Macht, one of my favorite intellectual Christian philosopher bloggers, has a really nice article which discusses three definitions of faith, and how your view of faith affects how you view the integration of science, religion, and faith. His second definition of faith is the typical caricature that atheists hold to:
faith #2 – Believing something without any evidence or reason or in spite of evidence or reason. This is what a lot of atheists seem to think that this is what is meant when somebody says they have faith in God.
But Macht includes two other definitions, the third of which are what xians are talking about when they discuss faith:
faith #3 – Trust or commitment. This is what we mean when we say something like “I have faith#3 the surgeon will perform a successful operation.” A person is putting his trust in the surgeon, most likely because the surgeon has done the operation hundreds of times before (i.e., he has good reasons to trust the surgeon will be successful).
Macht discusses the functions of science v. religion
[Science] works very well for what people intend for it to do. People join religions for any number of reasons, maybe they think the religion is true, maybe they are looking for some sort of purpose in their lives, maybe the like the hope a certain religion gives them, whatever. Religion does tend to work well for what people intend for it to do. Religion gives people all these things, just like science gives people computers and cell phones and hybrid cars.
He also quotes another author who compares scientific faith to religious faith, but in doing so, misses the point that there is little difference, because in both cases you are taking someone else’s word for it:
Now, science has become far too big for any one person to go and look at all of the evidence, and all of the methodology of analyzing that evidence, to completely and totally reproduce the chain of reasoning for everything we’ve come to understand in science. In principle, yes, anybody can do that… But, in practice, you can’t.
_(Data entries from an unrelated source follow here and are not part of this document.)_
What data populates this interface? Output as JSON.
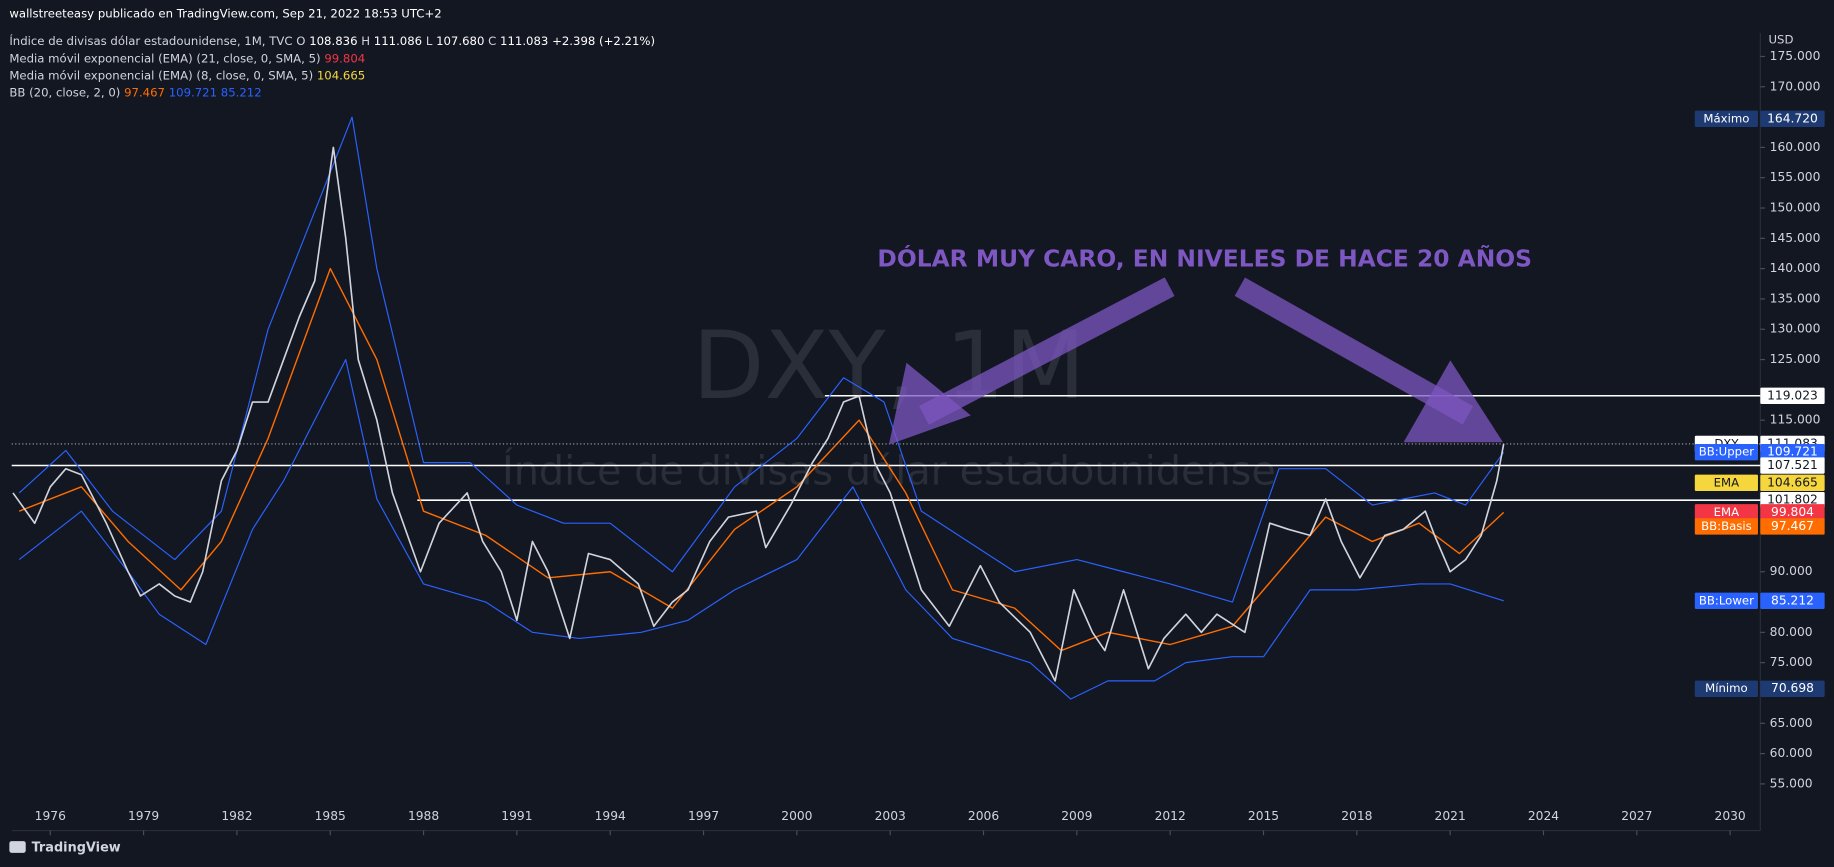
{
  "header": {
    "publisher": "wallstreeteasy publicado en TradingView.com, Sep 21, 2022 18:53 UTC+2",
    "symbol": "Índice de divisas dólar estadounidense, 1M, TVC",
    "ohlc": [
      {
        "key": "O",
        "value": "108.836"
      },
      {
        "key": "H",
        "value": "111.086"
      },
      {
        "key": "L",
        "value": "107.680"
      },
      {
        "key": "C",
        "value": "111.083"
      }
    ],
    "change": "+2.398 (+2.21%)",
    "indicators": [
      {
        "text": "Media móvil exponencial (EMA) (21, close, 0, SMA, 5)",
        "values": [
          {
            "text": "99.804",
            "color": "#f23645"
          }
        ]
      },
      {
        "text": "Media móvil exponencial (EMA) (8, close, 0, SMA, 5)",
        "values": [
          {
            "text": "104.665",
            "color": "#f5d63d"
          }
        ]
      },
      {
        "text": "BB (20, close, 2, 0)",
        "values": [
          {
            "text": "97.467",
            "color": "#ff6d00"
          },
          {
            "text": "109.721",
            "color": "#2962ff"
          },
          {
            "text": "85.212",
            "color": "#2962ff"
          }
        ]
      }
    ],
    "currency": "USD",
    "brand": "TradingView"
  },
  "chart_data": {
    "type": "line",
    "watermark": [
      "DXY, 1M",
      "Índice de divisas dólar estadounidense"
    ],
    "annotation": "DÓLAR MUY CARO, EN NIVELES DE HACE 20 AÑOS",
    "xlim": [
      1974.76,
      2030.97
    ],
    "ylim": [
      47.3,
      178.5
    ],
    "xticks": [
      1976,
      1979,
      1982,
      1985,
      1988,
      1991,
      1994,
      1997,
      2000,
      2003,
      2006,
      2009,
      2012,
      2015,
      2018,
      2021,
      2024,
      2027,
      2030
    ],
    "yticks": [
      {
        "value": 55,
        "label": "55.000"
      },
      {
        "value": 60,
        "label": "60.000"
      },
      {
        "value": 65,
        "label": "65.000"
      },
      {
        "value": 75,
        "label": "75.000"
      },
      {
        "value": 80,
        "label": "80.000"
      },
      {
        "value": 90,
        "label": "90.000"
      },
      {
        "value": 115,
        "label": "115.000"
      },
      {
        "value": 125,
        "label": "125.000"
      },
      {
        "value": 130,
        "label": "130.000"
      },
      {
        "value": 135,
        "label": "135.000"
      },
      {
        "value": 140,
        "label": "140.000"
      },
      {
        "value": 145,
        "label": "145.000"
      },
      {
        "value": 150,
        "label": "150.000"
      },
      {
        "value": 155,
        "label": "155.000"
      },
      {
        "value": 160,
        "label": "160.000"
      },
      {
        "value": 170,
        "label": "170.000"
      },
      {
        "value": 175,
        "label": "175.000"
      }
    ],
    "series": [
      {
        "name": "BB:Upper",
        "color": "#2962ff",
        "width": 1,
        "x": [
          1975,
          1976.5,
          1978,
          1980,
          1981.5,
          1983,
          1985.7,
          1986.5,
          1988,
          1989.5,
          1991,
          1992.5,
          1994,
          1996,
          1998,
          2000,
          2001.5,
          2002.8,
          2004,
          2005.5,
          2007,
          2009,
          2010.5,
          2012,
          2014,
          2015.5,
          2017,
          2018.5,
          2020.5,
          2021.5,
          2022.72
        ],
        "values": [
          103,
          110,
          100,
          92,
          100,
          130,
          165,
          140,
          108,
          108,
          101,
          98,
          98,
          90,
          104,
          112,
          122,
          118,
          100,
          95,
          90,
          92,
          90,
          88,
          85,
          107,
          107,
          101,
          103,
          101,
          109.721
        ]
      },
      {
        "name": "BB:Lower",
        "color": "#2962ff",
        "width": 1,
        "x": [
          1975,
          1977,
          1978.5,
          1979.5,
          1981,
          1982.5,
          1983.5,
          1985.5,
          1986.5,
          1988,
          1990,
          1991.5,
          1993,
          1995,
          1996.5,
          1998,
          2000,
          2001.8,
          2003.5,
          2005,
          2007.5,
          2008.8,
          2010,
          2011.5,
          2012.5,
          2014,
          2015,
          2016.5,
          2018,
          2020,
          2021,
          2022.72
        ],
        "values": [
          92,
          100,
          90,
          83,
          78,
          97,
          105,
          125,
          102,
          88,
          85,
          80,
          79,
          80,
          82,
          87,
          92,
          104,
          87,
          79,
          75,
          69,
          72,
          72,
          75,
          76,
          76,
          87,
          87,
          88,
          88,
          85.212
        ]
      },
      {
        "name": "EMA",
        "color": "#ff6d00",
        "width": 1.2,
        "x": [
          1975,
          1977,
          1978.5,
          1980.2,
          1981.5,
          1983,
          1985,
          1986.5,
          1988,
          1990,
          1992,
          1994,
          1996,
          1998,
          2000,
          2002,
          2003.5,
          2005,
          2007,
          2008.5,
          2010,
          2012,
          2014,
          2015.5,
          2017,
          2018.5,
          2020,
          2021.3,
          2022.72
        ],
        "values": [
          100,
          104,
          95,
          87,
          95,
          112,
          140,
          125,
          100,
          96,
          89,
          90,
          84,
          97,
          104,
          115,
          103,
          87,
          84,
          77,
          80,
          78,
          81,
          90,
          99,
          95,
          98,
          93,
          99.804
        ]
      },
      {
        "name": "DXY",
        "color": "#d1d4dc",
        "width": 1.4,
        "x": [
          1974.8,
          1975.5,
          1976,
          1976.5,
          1977,
          1977.8,
          1978.5,
          1978.9,
          1979.5,
          1980,
          1980.5,
          1980.9,
          1981.5,
          1982,
          1982.5,
          1983,
          1983.5,
          1984,
          1984.5,
          1985.1,
          1985.5,
          1985.9,
          1986.5,
          1987,
          1987.9,
          1988.5,
          1989.4,
          1989.9,
          1990.5,
          1991,
          1991.5,
          1992,
          1992.7,
          1993.3,
          1994,
          1994.9,
          1995.4,
          1996,
          1996.5,
          1997.2,
          1997.8,
          1998.7,
          1999,
          1999.8,
          2000.5,
          2001,
          2001.5,
          2002,
          2002.5,
          2003,
          2003.5,
          2004,
          2004.9,
          2005.9,
          2006.5,
          2007.5,
          2008.3,
          2008.9,
          2009.5,
          2009.9,
          2010.5,
          2011.3,
          2011.8,
          2012.5,
          2013,
          2013.5,
          2014.4,
          2015.2,
          2015.8,
          2016.5,
          2017,
          2017.5,
          2018.1,
          2018.9,
          2019.5,
          2020.2,
          2020.5,
          2021,
          2021.5,
          2022,
          2022.5,
          2022.72
        ],
        "values": [
          103,
          98,
          104,
          107,
          106,
          98,
          90,
          86,
          88,
          86,
          85,
          90,
          105,
          110,
          118,
          118,
          125,
          132,
          138,
          160,
          145,
          125,
          115,
          103,
          90,
          98,
          103,
          95,
          90,
          82,
          95,
          90,
          79,
          93,
          92,
          88,
          81,
          85,
          87,
          95,
          99,
          100,
          94,
          101,
          108,
          112,
          118,
          119,
          108,
          103,
          95,
          87,
          81,
          91,
          85,
          80,
          72,
          87,
          80,
          77,
          87,
          74,
          79,
          83,
          80,
          83,
          80,
          98,
          97,
          96,
          102,
          95,
          89,
          96,
          97,
          100,
          96,
          90,
          92,
          96,
          105,
          111.083
        ]
      }
    ],
    "h_lines": [
      {
        "value": 119.023,
        "from": 2000.9
      },
      {
        "value": 107.521,
        "from": 1974.76
      },
      {
        "value": 101.802,
        "from": 1987.8
      }
    ],
    "price_labels": [
      {
        "name": "Máximo",
        "value": 164.72,
        "label": "164.720",
        "color": "#1e3a72",
        "text_color": "#ffffff"
      },
      {
        "value": 119.023,
        "label": "119.023",
        "color": "#ffffff",
        "text_color": "#131722"
      },
      {
        "name": "DXY",
        "value": 111.083,
        "label": "111.083",
        "color": "#ffffff",
        "text_color": "#131722",
        "line": "dotted"
      },
      {
        "name": "BB:Upper",
        "value": 109.721,
        "label": "109.721",
        "color": "#2962ff",
        "text_color": "#ffffff"
      },
      {
        "value": 107.521,
        "label": "107.521",
        "color": "#ffffff",
        "text_color": "#131722"
      },
      {
        "name": "EMA",
        "value": 104.665,
        "label": "104.665",
        "color": "#f5d63d",
        "text_color": "#131722"
      },
      {
        "value": 101.802,
        "label": "101.802",
        "color": "#ffffff",
        "text_color": "#131722"
      },
      {
        "name": "EMA",
        "value": 99.804,
        "label": "99.804",
        "color": "#f23645",
        "text_color": "#ffffff"
      },
      {
        "name": "BB:Basis",
        "value": 97.467,
        "label": "97.467",
        "color": "#ff6d00",
        "text_color": "#ffffff"
      },
      {
        "name": "BB:Lower",
        "value": 85.212,
        "label": "85.212",
        "color": "#2962ff",
        "text_color": "#ffffff"
      },
      {
        "name": "Mínimo",
        "value": 70.698,
        "label": "70.698",
        "color": "#1e3a72",
        "text_color": "#ffffff"
      }
    ]
  }
}
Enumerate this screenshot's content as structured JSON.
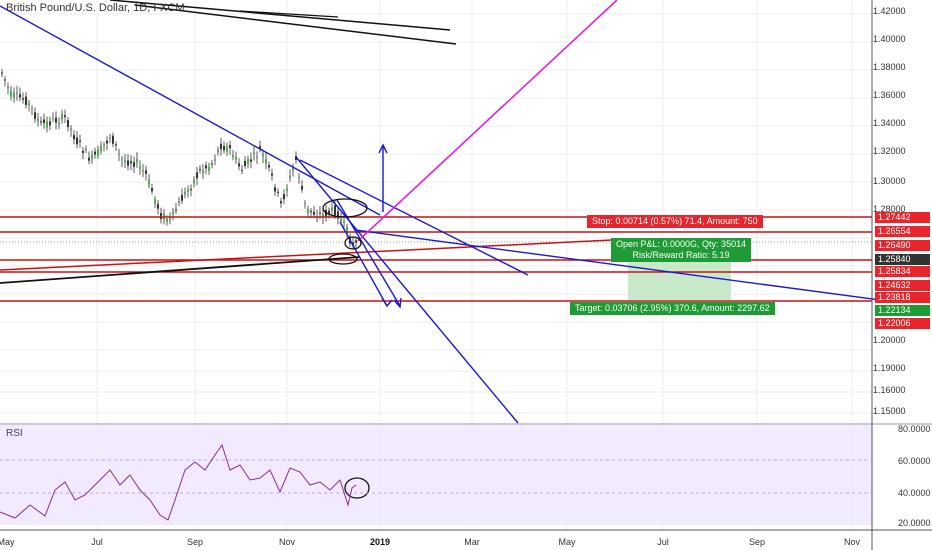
{
  "symbol": {
    "title": "British Pound/U.S. Dollar, 1D, FXCM"
  },
  "rsi": {
    "label": "RSI",
    "ticks": [
      "80.0000",
      "60.0000",
      "40.0000",
      "20.0000"
    ]
  },
  "price_axis": {
    "ticks": [
      "1.42000",
      "1.40000",
      "1.38000",
      "1.36000",
      "1.34000",
      "1.32000",
      "1.30000",
      "1.28000",
      "1.26000",
      "1.24000",
      "1.20000",
      "1.19000",
      "1.18000",
      "1.16000",
      "1.15000"
    ],
    "badges": [
      {
        "value": "1.27442",
        "color": "#e8242c"
      },
      {
        "value": "1.26554",
        "color": "#e8242c"
      },
      {
        "value": "1.26490",
        "color": "#e8242c"
      },
      {
        "value": "1.25840",
        "color": "#333333"
      },
      {
        "value": "1.25834",
        "color": "#e8242c"
      },
      {
        "value": "1.24632",
        "color": "#e8242c"
      },
      {
        "value": "1.23818",
        "color": "#e8242c"
      },
      {
        "value": "1.22134",
        "color": "#1e9b34"
      },
      {
        "value": "1.22006",
        "color": "#e8242c"
      }
    ]
  },
  "time_axis": {
    "ticks": [
      {
        "label": "May",
        "bold": false
      },
      {
        "label": "Jul",
        "bold": false
      },
      {
        "label": "Sep",
        "bold": false
      },
      {
        "label": "Nov",
        "bold": false
      },
      {
        "label": "2019",
        "bold": true
      },
      {
        "label": "Mar",
        "bold": false
      },
      {
        "label": "May",
        "bold": false
      },
      {
        "label": "Jul",
        "bold": false
      },
      {
        "label": "Sep",
        "bold": false
      },
      {
        "label": "Nov",
        "bold": false
      }
    ]
  },
  "position": {
    "stop": "Stop: 0.00714 (0.57%) 71.4, Amount: 750",
    "pnl_line1": "Open P&L: 0.0000G, Qty: 35014",
    "pnl_line2": "Risk/Reward Ratio: 5.19",
    "target": "Target: 0.03706 (2.95%) 370.6, Amount: 2297.62"
  },
  "colors": {
    "up_candle": "#4caf50",
    "down_candle": "#333333",
    "trendline": "#1a1acc",
    "horizontal": "#cc1111",
    "magenta": "#e020e0",
    "rsi_bg": "#efe6ff",
    "rsi_line": "#8a2a9a"
  }
}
He makes the conclusion below, which I totally agree with:
Science is based on faith-3, just like religion. Science is based on a faith-3 in a number of of basic beliefs about both nature and man (see section II-B of Del Ratzsch’s paper, for example). This doesn’t mean scientists don’t have good reasons to believe them, it just means that they have to commit themselves to them in order to do science. If they turned out to be wrong, “science [would have to] to give up.” The same can be said of religion. Science and religion are also very often based on faith-3, in that they rely on trust in other people. Scientists trust that the work that has come before them has been tested and confirmed, often without doing it themselves, knowing that – in principle – they could. Religious people very often have faith-3 in pastors, priests, and parents that their interpretations of some religious text are correct and that their doctrines are correct, without checking into it themselves, knowing that – in principle – they could.